From a5283034de51a120d467ddf4484fc9f606c9e57d Mon Sep 17 00:00:00 2001
From: "sijie.sun" <sijie.sun@smartx.com>
Date: Thu, 24 Nov 2022 09:58:15 +0800
Subject: [PATCH] nvmf/rdma: Factor out creating/destroying rdma resources into
 helper functions

The following patches will support dynamically create/destory resources for
IB devices. Make these resource management functions reusable.
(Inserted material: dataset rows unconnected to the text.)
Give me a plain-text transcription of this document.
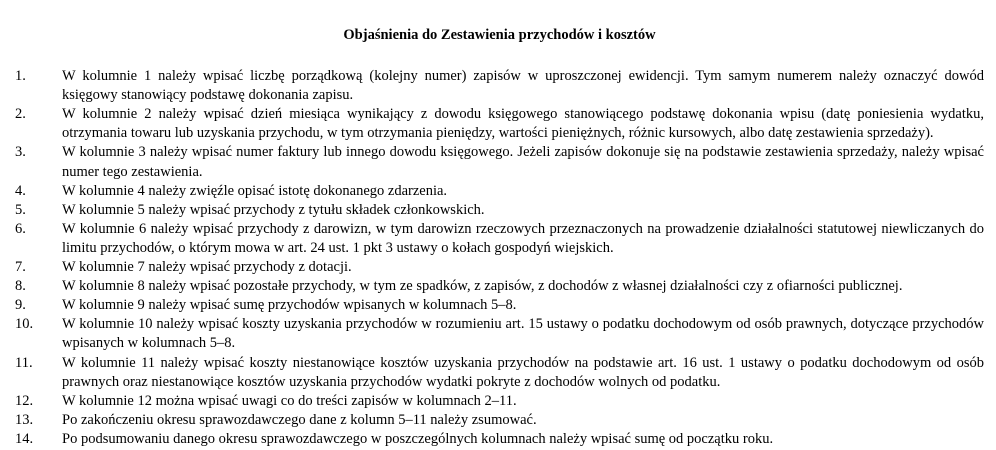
Objaśnienia do Zestawienia przychodów i kosztów
1. W kolumnie 1 należy wpisać liczbę porządkową (kolejny numer) zapisów w uproszczonej ewidencji. Tym samym numerem należy oznaczyć dowód księgowy stanowiący podstawę dokonania zapisu.
2. W kolumnie 2 należy wpisać dzień miesiąca wynikający z dowodu księgowego stanowiącego podstawę dokonania wpisu (datę poniesienia wydatku, otrzymania towaru lub uzyskania przychodu, w tym otrzymania pieniędzy, wartości pieniężnych, różnic kursowych, albo datę zestawienia sprzedaży).
3. W kolumnie 3 należy wpisać numer faktury lub innego dowodu księgowego. Jeżeli zapisów dokonuje się na podstawie zestawienia sprzedaży, należy wpisać numer tego zestawienia.
4. W kolumnie 4 należy zwięźle opisać istotę dokonanego zdarzenia.
5. W kolumnie 5 należy wpisać przychody z tytułu składek członkowskich.
6. W kolumnie 6 należy wpisać przychody z darowizn, w tym darowizn rzeczowych przeznaczonych na prowadzenie działalności statutowej niewliczanych do limitu przychodów, o którym mowa w art. 24 ust. 1 pkt 3 ustawy o kołach gospodyń wiejskich.
7. W kolumnie 7 należy wpisać przychody z dotacji.
8. W kolumnie 8 należy wpisać pozostałe przychody, w tym ze spadków, z zapisów, z dochodów z własnej działalności czy z ofiarności publicznej.
9. W kolumnie 9 należy wpisać sumę przychodów wpisanych w kolumnach 5–8.
10. W kolumnie 10 należy wpisać koszty uzyskania przychodów w rozumieniu art. 15 ustawy o podatku dochodowym od osób prawnych, dotyczące przychodów wpisanych w kolumnach 5–8.
11. W kolumnie 11 należy wpisać koszty niestanowiące kosztów uzyskania przychodów na podstawie art. 16 ust. 1 ustawy o podatku dochodowym od osób prawnych oraz niestanowiące kosztów uzyskania przychodów wydatki pokryte z dochodów wolnych od podatku.
12. W kolumnie 12 można wpisać uwagi co do treści zapisów w kolumnach 2–11.
13. Po zakończeniu okresu sprawozdawczego dane z kolumn 5–11 należy zsumować.
14. Po podsumowaniu danego okresu sprawozdawczego w poszczególnych kolumnach należy wpisać sumę od początku roku.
Signed-off-by: sijie.sun <sijie.sun@smartx.com>
Change-Id: I471f7c9e1afd01d13936836b87d0ae72da5d98bc
Reviewed-on: https://review.spdk.io/gerrit/c/spdk/spdk/+/15614
Community-CI: Mellanox Build Bot
Tested-by: SPDK CI Jenkins <sys_sgci@intel.com>
Reviewed-by: Aleksey Marchuk <alexeymar@nvidia.com>
Reviewed-by: Shuhei Matsumoto <smatsumoto@nvidia.com>
---
 lib/nvmf/rdma.c | 435 ++++++++++++++++++++++++++++--------------------
 1 file changed, 251 insertions(+), 184 deletions(-)
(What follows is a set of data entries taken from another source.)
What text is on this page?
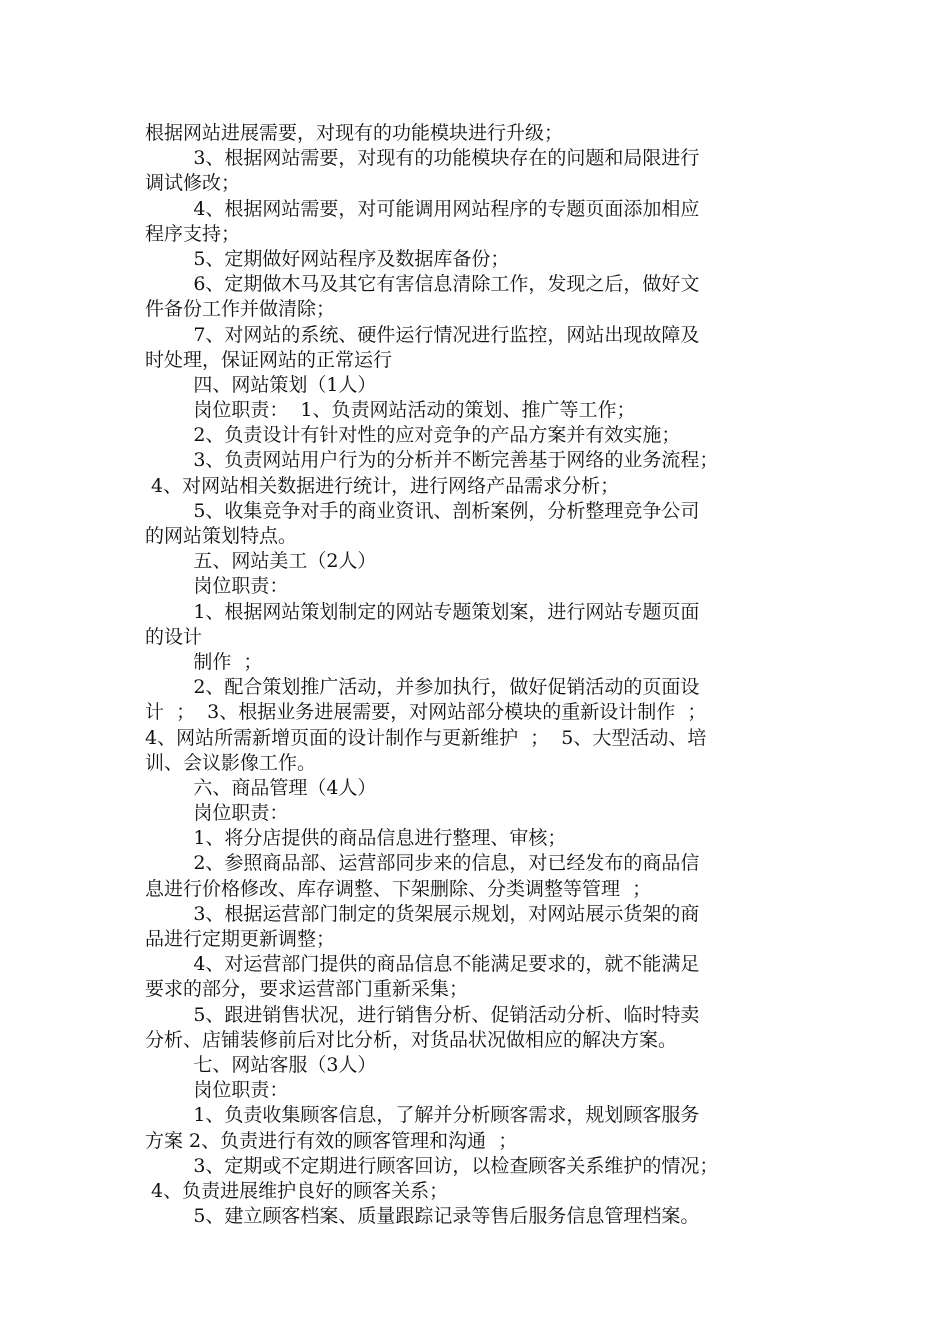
根据网站进展需要，对现有的功能模块进行升级；
3、根据网站需要，对现有的功能模块存在的问题和局限进行
调试修改；
4、根据网站需要，对可能调用网站程序的专题页面添加相应
程序支持；
5、定期做好网站程序及数据库备份；
6、定期做木马及其它有害信息清除工作，发现之后，做好文
件备份工作并做清除；
7、对网站的系统、硬件运行情况进行监控，网站出现故障及
时处理，保证网站的正常运行
四、网站策划（1人）
岗位职责：  1、负责网站活动的策划、推广等工作；
2、负责设计有针对性的应对竞争的产品方案并有效实施；
3、负责网站用户行为的分析并不断完善基于网络的业务流程；
4、对网站相关数据进行统计，进行网络产品需求分析；
5、收集竞争对手的商业资讯、剖析案例，分析整理竞争公司
的网站策划特点。
五、网站美工（2人）
岗位职责：
1、根据网站策划制定的网站专题策划案，进行网站专题页面
的设计
制作  ；
2、配合策划推广活动，并参加执行，做好促销活动的页面设
计  ；  3、根据业务进展需要，对网站部分模块的重新设计制作  ；
4、网站所需新增页面的设计制作与更新维护  ；  5、大型活动、培
训、会议影像工作。
六、商品管理（4人）
岗位职责：
1、将分店提供的商品信息进行整理、审核；
2、参照商品部、运营部同步来的信息，对已经发布的商品信
息进行价格修改、库存调整、下架删除、分类调整等管理  ；
3、根据运营部门制定的货架展示规划，对网站展示货架的商
品进行定期更新调整；
4、对运营部门提供的商品信息不能满足要求的，就不能满足
要求的部分，要求运营部门重新采集；
5、跟进销售状况，进行销售分析、促销活动分析、临时特卖
分析、店铺装修前后对比分析，对货品状况做相应的解决方案。
七、网站客服（3人）
岗位职责：
1、负责收集顾客信息，了解并分析顾客需求，规划顾客服务
方案 2、负责进行有效的顾客管理和沟通  ；
3、定期或不定期进行顾客回访，以检查顾客关系维护的情况；
4、负责进展维护良好的顾客关系；
5、建立顾客档案、质量跟踪记录等售后服务信息管理档案。
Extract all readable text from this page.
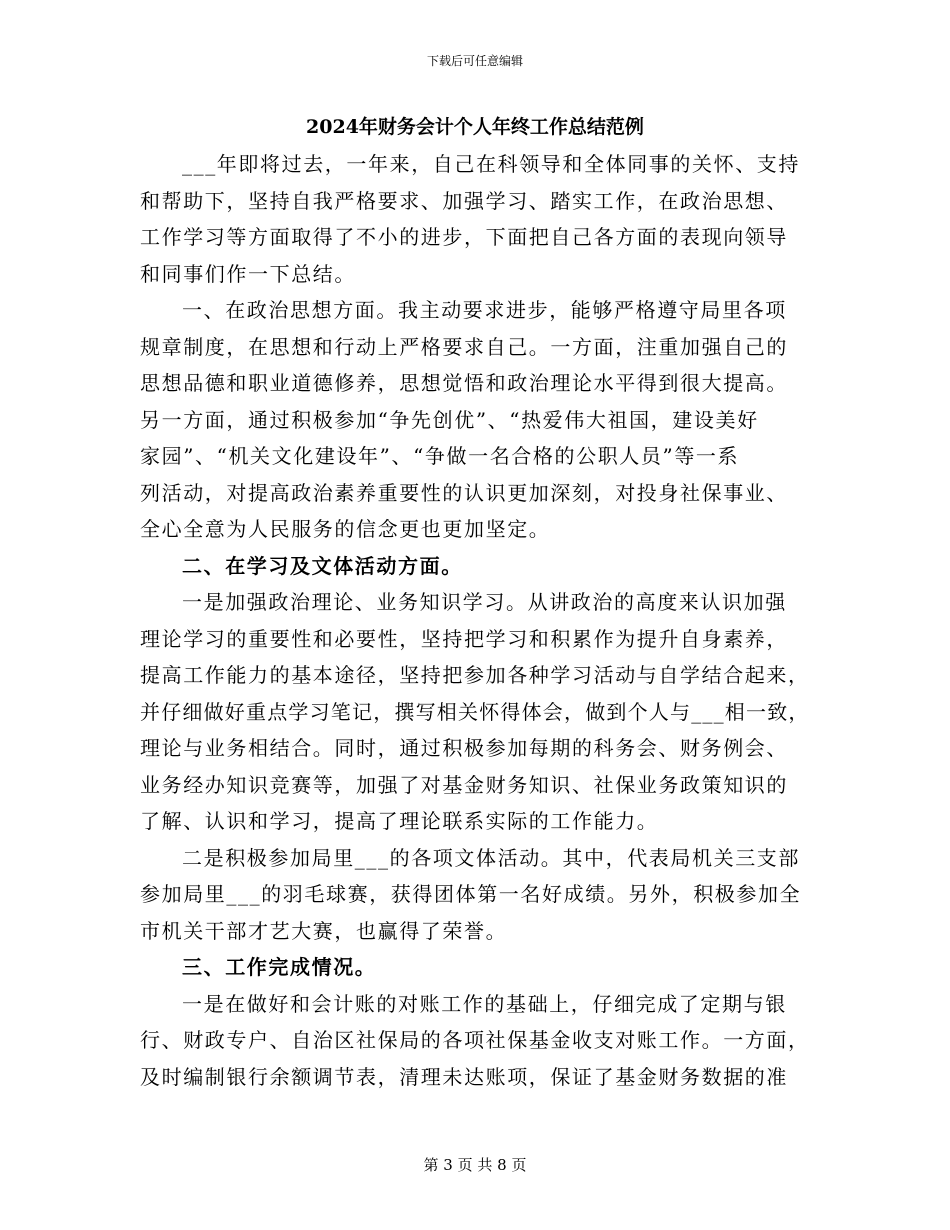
下载后可任意编辑
2024年财务会计个人年终工作总结范例
___年即将过去，一年来，自己在科领导和全体同事的关怀、支持
和帮助下，坚持自我严格要求、加强学习、踏实工作，在政治思想、
工作学习等方面取得了不小的进步，下面把自己各方面的表现向领导
和同事们作一下总结。
一、在政治思想方面。我主动要求进步，能够严格遵守局里各项
规章制度，在思想和行动上严格要求自己。一方面，注重加强自己的
思想品德和职业道德修养，思想觉悟和政治理论水平得到很大提高。
另一方面，通过积极参加“争先创优”、“热爱伟大祖国，建设美好
家园”、“机关文化建设年”、“争做一名合格的公职人员”等一系
列活动，对提高政治素养重要性的认识更加深刻，对投身社保事业、
全心全意为人民服务的信念更也更加坚定。
二、在学习及文体活动方面。
一是加强政治理论、业务知识学习。从讲政治的高度来认识加强
理论学习的重要性和必要性，坚持把学习和积累作为提升自身素养，
提高工作能力的基本途径，坚持把参加各种学习活动与自学结合起来，
并仔细做好重点学习笔记，撰写相关怀得体会，做到个人与___相一致，
理论与业务相结合。同时，通过积极参加每期的科务会、财务例会、
业务经办知识竞赛等，加强了对基金财务知识、社保业务政策知识的
了解、认识和学习，提高了理论联系实际的工作能力。
二是积极参加局里___的各项文体活动。其中，代表局机关三支部
参加局里___的羽毛球赛，获得团体第一名好成绩。另外，积极参加全
市机关干部才艺大赛，也赢得了荣誉。
三、工作完成情况。
一是在做好和会计账的对账工作的基础上，仔细完成了定期与银
行、财政专户、自治区社保局的各项社保基金收支对账工作。一方面，
及时编制银行余额调节表，清理未达账项，保证了基金财务数据的准
第 3 页 共 8 页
diff --git a/lib/nvmf/rdma.c b/lib/nvmf/rdma.c
index 3f37a31e7..202bb5663 100644
--- a/lib/nvmf/rdma.c
+++ b/lib/nvmf/rdma.c
@@ -2362,13 +2362,136 @@ nvmf_rdma_is_rxe_device(struct spdk_nvmf_rdma_device *device)
 }
 
 static int nvmf_rdma_accept(void *ctx);
+static int
+create_ib_device(struct spdk_nvmf_rdma_transport *rtransport, struct ibv_context *context,
+		 struct spdk_nvmf_rdma_device **new_device)
+{
+	struct spdk_nvmf_rdma_device	*device;
+	int				flag = 0;
+	int				rc = 0;
+
+	device = calloc(1, sizeof(*device));
+	if (!device) {
+		SPDK_ERRLOG("Unable to allocate memory for RDMA devices.\n");
+		return -ENOMEM;
+	}
+	device->context = context;
+	rc = ibv_query_device(device->context, &device->attr);
+	if (rc < 0) {
+		SPDK_ERRLOG("Failed to query RDMA device attributes.\n");
+		free(device);
+		return rc;
+	}
+
+#ifdef SPDK_CONFIG_RDMA_SEND_WITH_INVAL
+	if ((device->attr.device_cap_flags & IBV_DEVICE_MEM_MGT_EXTENSIONS) == 0) {
+		SPDK_WARNLOG("The libibverbs on this system supports SEND_WITH_INVALIDATE,");
+		SPDK_WARNLOG("but the device with vendor ID %u does not.\n", device->attr.vendor_id);
+	}
+
+	/**
+	 * The vendor ID is assigned by the IEEE and an ID of 0 implies Soft-RoCE.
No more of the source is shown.